Considering evolutionary biology and cultural influences, are humans naturally inclined toward monogamous relationships?
Great question, Michael! The answer is nuanced and depends on which lens you use—biology, anthropology, or psychology.
From an evolutionary biology standpoint, humans don’t fit neatly into a strictly monogamous or non-monogamous box. While some biological traits (like concealed ovulation and pair bonding hormones, such as oxytocin) suggest we’re wired for forming close pair-bonds, other features (like sexual dimorphism and a history of extra-pair copulations) suggest flexibility in our mating systems.
Anthropologically, cultures throughout history have practiced a wide range of relationship styles: strict monogamy, polygyny (one man, many wives), polyandry (one woman, many husbands), and more fluid arrangements. However, monogamy has become the most common arrangement in recent centuries, often for social, economic, and legal reasons.
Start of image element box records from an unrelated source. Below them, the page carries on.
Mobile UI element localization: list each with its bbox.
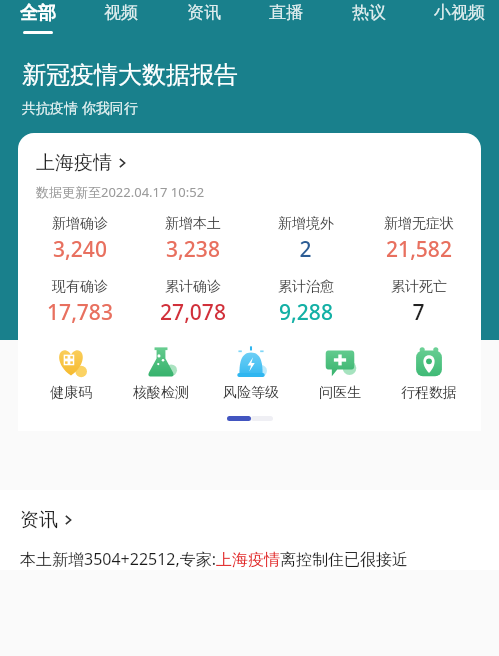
staticText: 数据更新至2022.04.17 10:52	[36, 183, 205, 201]
button[interactable]: 直播	[267, 0, 305, 31]
staticText: 小视频	[434, 2, 485, 23]
button[interactable]: 全部	[18, 0, 58, 36]
staticText: 2	[299, 235, 312, 264]
staticText: 3,238	[166, 235, 220, 264]
staticText: 27,078	[160, 298, 226, 327]
staticText: 健康码	[50, 384, 92, 402]
button[interactable]: 资讯	[185, 0, 223, 31]
staticText: 上海疫情	[36, 151, 112, 175]
button[interactable]: 风险等级	[206, 345, 295, 402]
staticText: 本土新增3504+22512,专家:上海疫情离控制住已很接近	[20, 548, 409, 570]
staticText: 3,240	[53, 235, 107, 264]
button[interactable]: 资讯	[20, 508, 74, 532]
staticText: 风险等级	[223, 384, 279, 402]
staticText: 新增无症状	[384, 215, 454, 233]
staticText: 累计死亡	[391, 278, 447, 296]
staticText: 17,783	[47, 298, 113, 327]
staticText: 问医生	[319, 384, 361, 402]
button[interactable]: 视频	[102, 0, 140, 31]
staticText: 9,288	[279, 298, 333, 327]
staticText: 新增本土	[165, 215, 221, 233]
staticText: 新增境外	[278, 215, 334, 233]
staticText: 核酸检测	[133, 384, 189, 402]
staticText: 现有确诊	[52, 278, 108, 296]
staticText: 热议	[352, 2, 386, 23]
staticText: 资讯	[20, 508, 58, 532]
staticText: 共抗疫情 你我同行	[22, 98, 138, 117]
staticText: 资讯	[187, 2, 221, 23]
staticText: 行程数据	[401, 384, 457, 402]
button[interactable]: 小视频	[432, 0, 487, 31]
staticText: 视频	[104, 2, 138, 23]
staticText: 累计确诊	[165, 278, 221, 296]
staticText: 全部	[20, 2, 56, 25]
button[interactable]: 问医生	[295, 345, 384, 402]
staticText: 新冠疫情大数据报告	[22, 60, 238, 90]
button[interactable]: 健康码	[26, 345, 116, 402]
staticText: 21,582	[386, 235, 452, 264]
staticText: 7	[412, 298, 425, 327]
staticText: 累计治愈	[278, 278, 334, 296]
button[interactable]: 上海疫情	[18, 133, 481, 431]
button[interactable]: 热议	[350, 0, 388, 31]
staticText: 直播	[269, 2, 303, 23]
button[interactable]: 行程数据	[384, 345, 473, 402]
staticText: 新增确诊	[52, 215, 108, 233]
button[interactable]: 核酸检测	[116, 345, 206, 402]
Psychologically, humans seem to have the capacity for both forming deep, exclusive bonds and experiencing attraction outside those bonds. Studies suggest that while many people desire lifelong monogamous relationships, infidelity and consensual non-monogamy are both common.
In summary: Humans aren’t “naturally” monogamous in a strict sense—we’re adaptable and capable of a variety of relationship structures. Our inclination toward monogamy is shaped by both our biology and, heavily, by cultural norms and personal experiences.
What do others here think? Do you feel monogamy is “natural” for you? Why or why not?
Hi Michael, your question touches on a complex blend of biology and culture. You might find the book “The Evolution of Human Sexuality” by Jared Diamond insightful, as it explores how evolutionary factors interact with societal norms. It offers a nuanced look at why monogamy might be more of a cultural adaptation than a strict biological imperative.
@J3ClaraAir Thank you for the detailed insight! How do you think modern social media and technology influence people’s perceptions and practices of monogamy in today’s culture?